Gurita yang Meniru Ikan dari Perairan Indonesia

 Permainan intimidasi dan imitasi di alam muncul dalam siklus lengkap di perairan Indonesia, dimana para ilmuan menemukan pertama kalinya asosiasi antara ikan rahang gundu hitam (Stalix cf. histrio) dan gurita penyamar (Thaumoctopus mimicus).

Tidak diketahui oleh para ilmuan hingga tahun 1998, gurita penyamar yang berbakat diketahui meniru mahluk laut beracun seperti ikan gepeng, ikan singa, dan ular laut dengan secara kreatif menyusun ulang tentakel-tentakelnya, mengadopsi gerakan karakteristik, dan menunjukkan pola warna coklat-putih.

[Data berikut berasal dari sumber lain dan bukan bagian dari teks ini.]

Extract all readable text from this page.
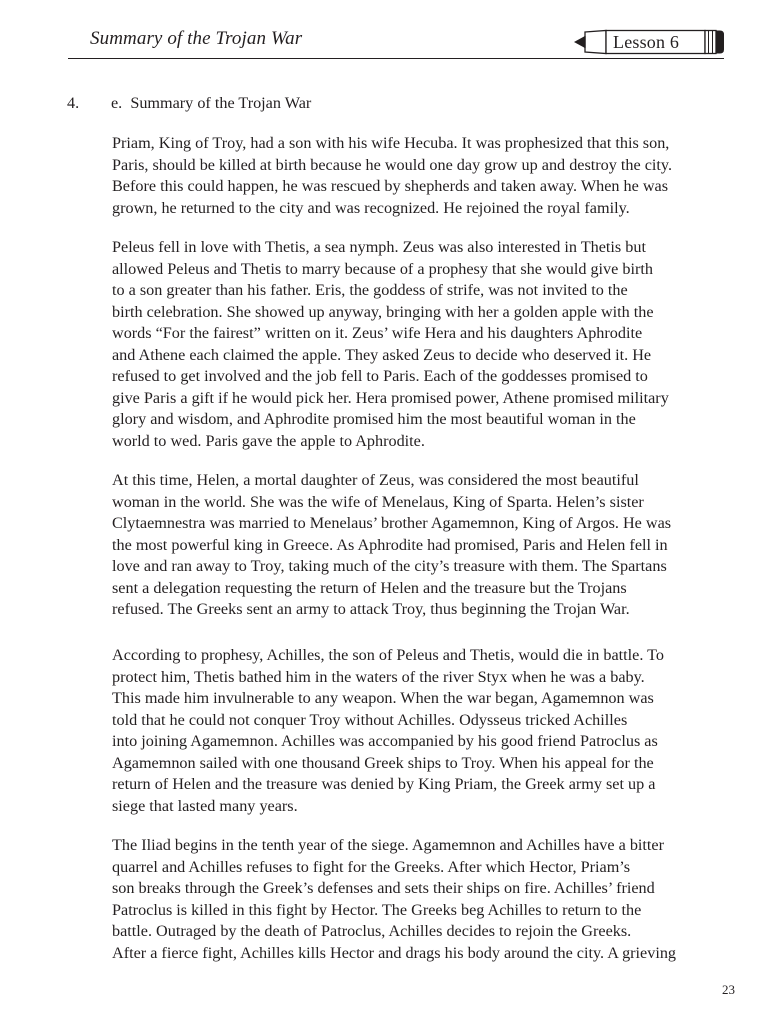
Summary of the Trojan War	Lesson 6
4. e. Summary of the Trojan War
Priam, King of Troy, had a son with his wife Hecuba. It was prophesized that this son,
Paris, should be killed at birth because he would one day grow up and destroy the city.
Before this could happen, he was rescued by shepherds and taken away. When he was
grown, he returned to the city and was recognized. He rejoined the royal family.
Peleus fell in love with Thetis, a sea nymph. Zeus was also interested in Thetis but
allowed Peleus and Thetis to marry because of a prophesy that she would give birth
to a son greater than his father. Eris, the goddess of strife, was not invited to the
birth celebration. She showed up anyway, bringing with her a golden apple with the
words “For the fairest” written on it. Zeus’ wife Hera and his daughters Aphrodite
and Athene each claimed the apple. They asked Zeus to decide who deserved it. He
refused to get involved and the job fell to Paris. Each of the goddesses promised to
give Paris a gift if he would pick her. Hera promised power, Athene promised military
glory and wisdom, and Aphrodite promised him the most beautiful woman in the
world to wed. Paris gave the apple to Aphrodite.
At this time, Helen, a mortal daughter of Zeus, was considered the most beautiful
woman in the world. She was the wife of Menelaus, King of Sparta. Helen’s sister
Clytaemnestra was married to Menelaus’ brother Agamemnon, King of Argos. He was
the most powerful king in Greece. As Aphrodite had promised, Paris and Helen fell in
love and ran away to Troy, taking much of the city’s treasure with them. The Spartans
sent a delegation requesting the return of Helen and the treasure but the Trojans
refused. The Greeks sent an army to attack Troy, thus beginning the Trojan War.
According to prophesy, Achilles, the son of Peleus and Thetis, would die in battle. To
protect him, Thetis bathed him in the waters of the river Styx when he was a baby.
This made him invulnerable to any weapon. When the war began, Agamemnon was
told that he could not conquer Troy without Achilles. Odysseus tricked Achilles
into joining Agamemnon. Achilles was accompanied by his good friend Patroclus as
Agamemnon sailed with one thousand Greek ships to Troy. When his appeal for the
return of Helen and the treasure was denied by King Priam, the Greek army set up a
siege that lasted many years.
The Iliad begins in the tenth year of the siege. Agamemnon and Achilles have a bitter
quarrel and Achilles refuses to fight for the Greeks. After which Hector, Priam’s
son breaks through the Greek’s defenses and sets their ships on fire. Achilles’ friend
Patroclus is killed in this fight by Hector. The Greeks beg Achilles to return to the
battle. Outraged by the death of Patroclus, Achilles decides to rejoin the Greeks.
After a fierce fight, Achilles kills Hector and drags his body around the city. A grieving
23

Karena perilaku ini, ia dapat berenang di laut terbuka tanpa takut akan predator.

Di sisi lain, ikan rahang hanyalah ikan kecil pemalu. Ia menghabiskan sebagian besar masa dewasanya di dekat dasar berpasir, dimana ia dapat segera kabur ketika melihat predator.

Dalam sebuah penyelaman di Indonesia bulan Juli 2011, Godehard Kopp dari Universitas Gottingen, Jerman, memfilmkan sebuah pasangan tak terduga antara kedua hewan. Seperti seorang pesuruh yang mengikuti bos besar, ikan rahang gundu hitam terlihat mengekor gurita peniru ketika ia bergerak di dasar berpasir. Ikan rahang ini memiliki penanda coklat-putih sama dengan sang gurita, dan sulit untuk melihatnya di antara banyak tentakel sang gurita. Sang gurita sendiri, terlihat tidak sadar atau mungkin tidak peduli.

Kopp mengirim videonya ke Rich Ross dan Luiz Rocha di Akademi Sains Kalifornia, yang menemukan spesies ikan rahang. Karena asosiasi ini belum diduga sebelumnya, mereka menerbitkan pengamatan mereka secara online bulan lalu dalam jurnal ilmiah  Coral Reefs. Para pengarang menyimpulkan kalau ikan rahang menumpang gurita tersebut sebagai perlindungan, memungkinkannya bergerak menjauh dari gundukannya untuk mencari makan – sebuah kasus yang disebut “mimikri oportunistik.”

“Ini adalah kasus unik di terumbu karang bukan hanya karena model untuk ikan rahang adalah peniruan itu sendiri, namun juga karena merupakan kasus pertama ikan rahang terlibat dalam peniruan,” kata   Dr. Luiz Rocha, asisten kurator ichtiologi di Akademi Sains Kalifornia. “Sayangnya, terumbu karang di segitiga koral Asia Tenggara terus menurun sebagian besar karena aktivitas manusia yang merusak, dan kita dapat kehilangan spesies yang terlibat dalam interaksi unik seperti ini bahkan sebelum kita mengetahuinya.”